Clooney: ‘We Cannot Be Told We Can’t See Something by Kim Jong-Un, of All F***ing People’

AP Photo/Joel Ryan
AP Photo/Joel Ryan

In an extensive interview with Deadline Hollywood, George Clooney revealed that “a large number of people” in Hollywood refused to sign his simple petition of support for Sony in the wake of the cyber attacks that have crippled the film studio.

“Here’s the brilliant thing they (the hackers) did,” Clooney told Deadline’s Mike Fleming Jr. “You embarrass them (Sony) first, so that no one gets on your side. After the Obama joke, no one was going to get on the side of Amy (Pascal, Sony co-chairman), and so suddenly, everyone ran for the hills.”

Clooney directed blame for the studio’s crises at the news media, whom he said “abdicated its real duty.”

“They played the fiddle while Rome burned,” Clooney said. “There was a real story going on.
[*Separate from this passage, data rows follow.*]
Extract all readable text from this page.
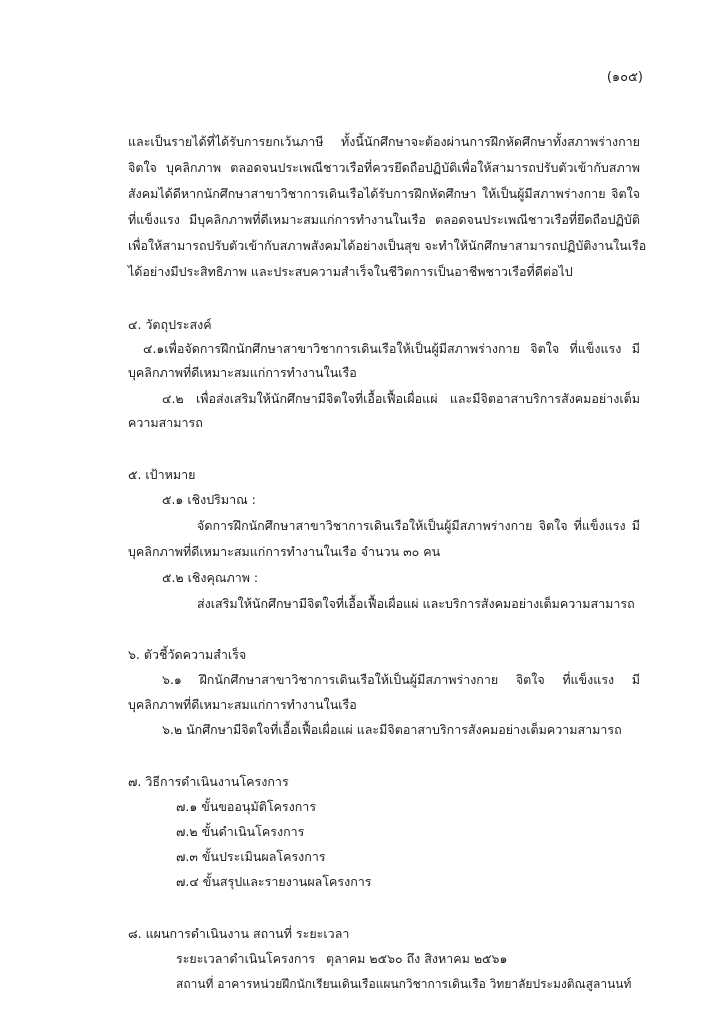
(๑๐๕)
และเป็นรายได้ที่ได้รับการยกเว้นภาษี ทั้งนี้นักศึกษาจะต้องผ่านการฝึกหัดศึกษาทั้งสภาพร่างกาย
จิตใจ บุคลิกภาพ ตลอดจนประเพณีชาวเรือที่ควรยึดถือปฏิบัติเพื่อให้สามารถปรับตัวเข้ากับสภาพ
สังคมได้ดีหากนักศึกษาสาขาวิชาการเดินเรือได้รับการฝึกหัดศึกษา ให้เป็นผู้มีสภาพร่างกาย จิตใจ
ที่แข็งแรง มีบุคลิกภาพที่ดีเหมาะสมแก่การทำงานในเรือ ตลอดจนประเพณีชาวเรือที่ยึดถือปฏิบัติ
เพื่อให้สามารถปรับตัวเข้ากับสภาพสังคมได้อย่างเป็นสุข จะทำให้นักศึกษาสามารถปฏิบัติงานในเรือ
ได้อย่างมีประสิทธิภาพ และประสบความสำเร็จในชีวิตการเป็นอาชีพชาวเรือที่ดีต่อไป
๔. วัตถุประสงค์
๔.๑เพื่อจัดการฝึกนักศึกษาสาขาวิชาการเดินเรือให้เป็นผู้มีสภาพร่างกาย จิตใจ ที่แข็งแรง มี
บุคลิกภาพที่ดีเหมาะสมแก่การทำงานในเรือ
๔.๒ เพื่อส่งเสริมให้นักศึกษามีจิตใจที่เอื้อเฟื้อเผื่อแผ่ และมีจิตอาสาบริการสังคมอย่างเต็ม
ความสามารถ
๕. เป้าหมาย
๕.๑ เชิงปริมาณ :
จัดการฝึกนักศึกษาสาขาวิชาการเดินเรือให้เป็นผู้มีสภาพร่างกาย จิตใจ ที่แข็งแรง มี
บุคลิกภาพที่ดีเหมาะสมแก่การทำงานในเรือ จำนวน ๓๐ คน
๕.๒ เชิงคุณภาพ :
ส่งเสริมให้นักศึกษามีจิตใจที่เอื้อเฟื้อเผื่อแผ่ และบริการสังคมอย่างเต็มความสามารถ
๖. ตัวชี้วัดความสำเร็จ
๖.๑ ฝึกนักศึกษาสาขาวิชาการเดินเรือให้เป็นผู้มีสภาพร่างกาย จิตใจ ที่แข็งแรง มี
บุคลิกภาพที่ดีเหมาะสมแก่การทำงานในเรือ
๖.๒ นักศึกษามีจิตใจที่เอื้อเฟื้อเผื่อแผ่ และมีจิตอาสาบริการสังคมอย่างเต็มความสามารถ
๗. วิธีการดำเนินงานโครงการ
๗.๑ ขั้นขออนุมัติโครงการ
๗.๒ ขั้นดำเนินโครงการ
๗.๓ ขั้นประเมินผลโครงการ
๗.๔ ขั้นสรุปและรายงานผลโครงการ
๘. แผนการดำเนินงาน สถานที่ ระยะเวลา
ระยะเวลาดำเนินโครงการ ตุลาคม ๒๕๖๐ ถึง สิงหาคม ๒๕๖๑
สถานที่ อาคารหน่วยฝึกนักเรียนเดินเรือแผนกวิชาการเดินเรือ วิทยาลัยประมงติณสูลานนท์
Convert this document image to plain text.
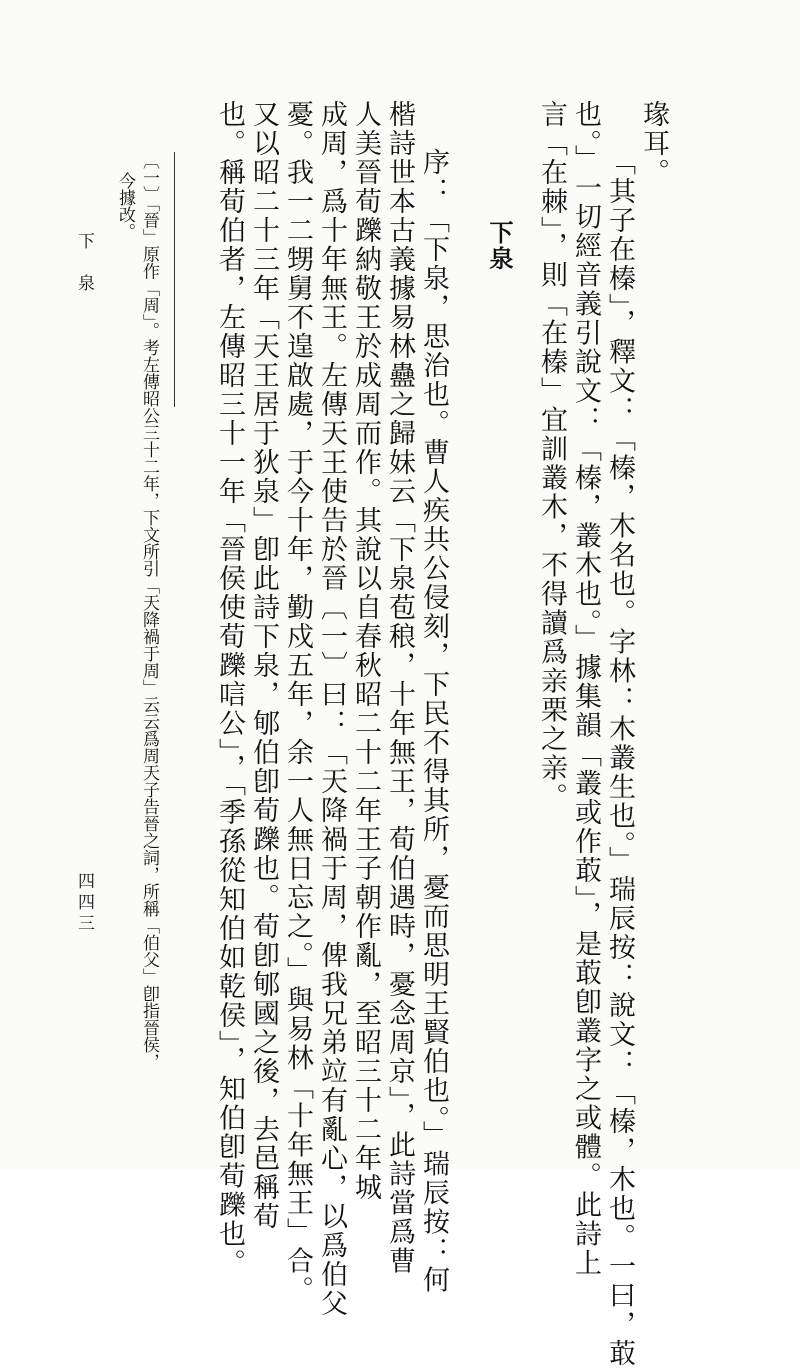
瑑耳。
「其子在榛」，釋文：「榛，木名也。字林：木叢生也。」瑞辰按：說文：「榛，木也。一曰，菆
也。」一切經音義引說文：「榛，叢木也。」據集韻「叢或作菆」，是菆卽叢字之或體。此詩上
言「在棘」，則「在榛」宜訓叢木，不得讀爲亲栗之亲。
下泉
序：「下泉，思治也。曹人疾共公侵刻，下民不得其所，憂而思明王賢伯也。」瑞辰按：何
楷詩世本古義據易林蠱之歸妹云「下泉苞稂，十年無王，荀伯遇時，憂念周京」，此詩當爲曹
人美晉荀躒納敬王於成周而作。其說以自春秋昭二十二年王子朝作亂，至昭三十二年城
成周，爲十年無王。左傳天王使告於晉〔一〕曰：「天降禍于周，俾我兄弟竝有亂心，以爲伯父
憂。我一二甥舅不遑啟處，于今十年，勤戍五年，余一人無日忘之。」與易林「十年無王」合。
又以昭二十三年「天王居于狄泉」卽此詩下泉，郇伯卽荀躒也。荀卽郇國之後，去邑稱荀
也。稱荀伯者，左傳昭三十一年「晉侯使荀躒唁公」，「季孫從知伯如乾侯」，知伯卽荀躒也。
〔一〕「晉」原作「周」。考左傳昭公三十二年，下文所引「天降禍于周」云云爲周天子告晉之詞，所稱「伯父」卽指晉侯，
今據改。
下　泉
四四三
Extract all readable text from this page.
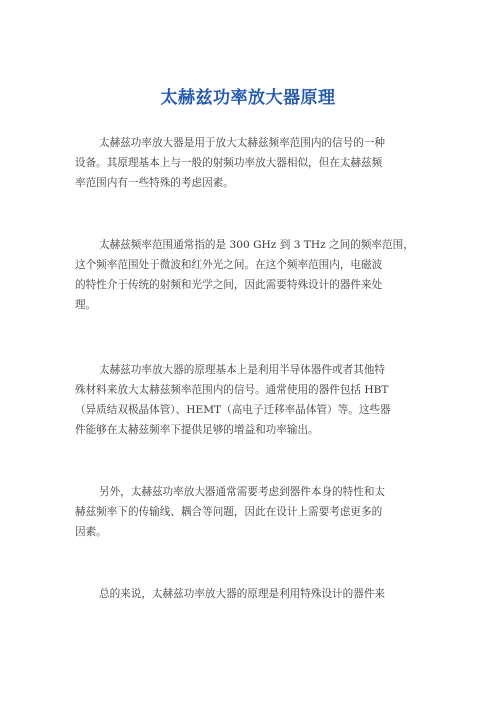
太赫兹功率放大器原理
太赫兹功率放大器是用于放大太赫兹频率范围内的信号的一种
设备。其原理基本上与一般的射频功率放大器相似，但在太赫兹频
率范围内有一些特殊的考虑因素。
太赫兹频率范围通常指的是 300 GHz 到 3 THz 之间的频率范围，
这个频率范围处于微波和红外光之间。在这个频率范围内，电磁波
的特性介于传统的射频和光学之间，因此需要特殊设计的器件来处
理。
太赫兹功率放大器的原理基本上是利用半导体器件或者其他特
殊材料来放大太赫兹频率范围内的信号。通常使用的器件包括 HBT
（异质结双极晶体管）、HEMT（高电子迁移率晶体管）等。这些器
件能够在太赫兹频率下提供足够的增益和功率输出。
另外，太赫兹功率放大器通常需要考虑到器件本身的特性和太
赫兹频率下的传输线、耦合等问题，因此在设计上需要考虑更多的
因素。
总的来说，太赫兹功率放大器的原理是利用特殊设计的器件来
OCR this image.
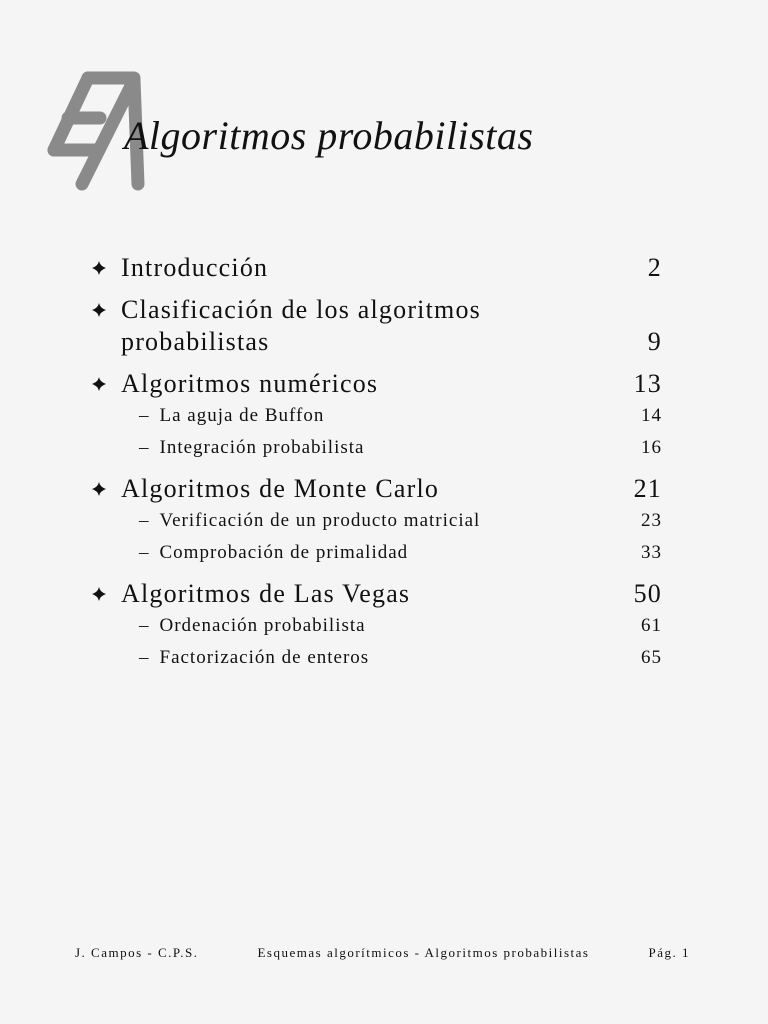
Algoritmos probabilistas
Introducción	2
Clasificación de los algoritmos
probabilistas	9
Algoritmos numéricos	13
– La aguja de Buffon	14
– Integración probabilista	16
Algoritmos de Monte Carlo	21
– Verificación de un producto matricial	23
– Comprobación de primalidad	33
Algoritmos de Las Vegas	50
– Ordenación probabilista	61
– Factorización de enteros	65
J. Campos - C.P.S.	Esquemas algorítmicos - Algoritmos probabilistas	Pág. 1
With just a little bit of work, you could have found out that it wasn’t just probably North Korea; it was North Korea… This affects not just movies, this affects every part of business that we have.”

“Sony didn’t pull the movie because they were scared,” Clooney continued. “They pulled the movie because all the theaters said they were not going to run it.”

As for his petition, which he reportedly circulated with the help of his agent Bryan Lourd, Clooney told Deadline “it was sent to basically the heads of every place,” but no one wanted anything to do with it.

“All that it is basically saying is, we’re not going to give in to a ransom,” Clooney explained of the petition. “As we watched one group be completely vilified, nobody stood up. Nobody took that stand. Now, I say this is a situation we are going to have to come to terms with, a new paradigm and a new way of handling our business. Because this could happen to an electric company, a car company, a newsroom. It could happen to anybody.”

When asked what the consequences of the cyber attack and Sony’s cancellation of The Interview meant for another of Sony’s projects, a film about outspoken Vladimir Putin critic Alexander Litvinenko, Clooney said it would have a “chilling effect.”

“The truth is, you’re going to have a much harder time finding distribution now,” Clooney said. “And that’s a chilling effect. We should be in the position right now of going on offense with this. I just talked to Amy an hour ago. She wants to put that movie out. What do I do? My partner Grant Heslov and I had the conversation with her this morning. Bryan and I had the conversation with her last night.”

“Stick it online,” Clooney suggested. “Do whatever you can to get this movie out. Not because everybody has to see the movie, but because I’m not going to be told we can’t see the movie. That’s the most important part. We cannot be told [we] can’t see something by Kim Jong-Un, of all f***ing people.”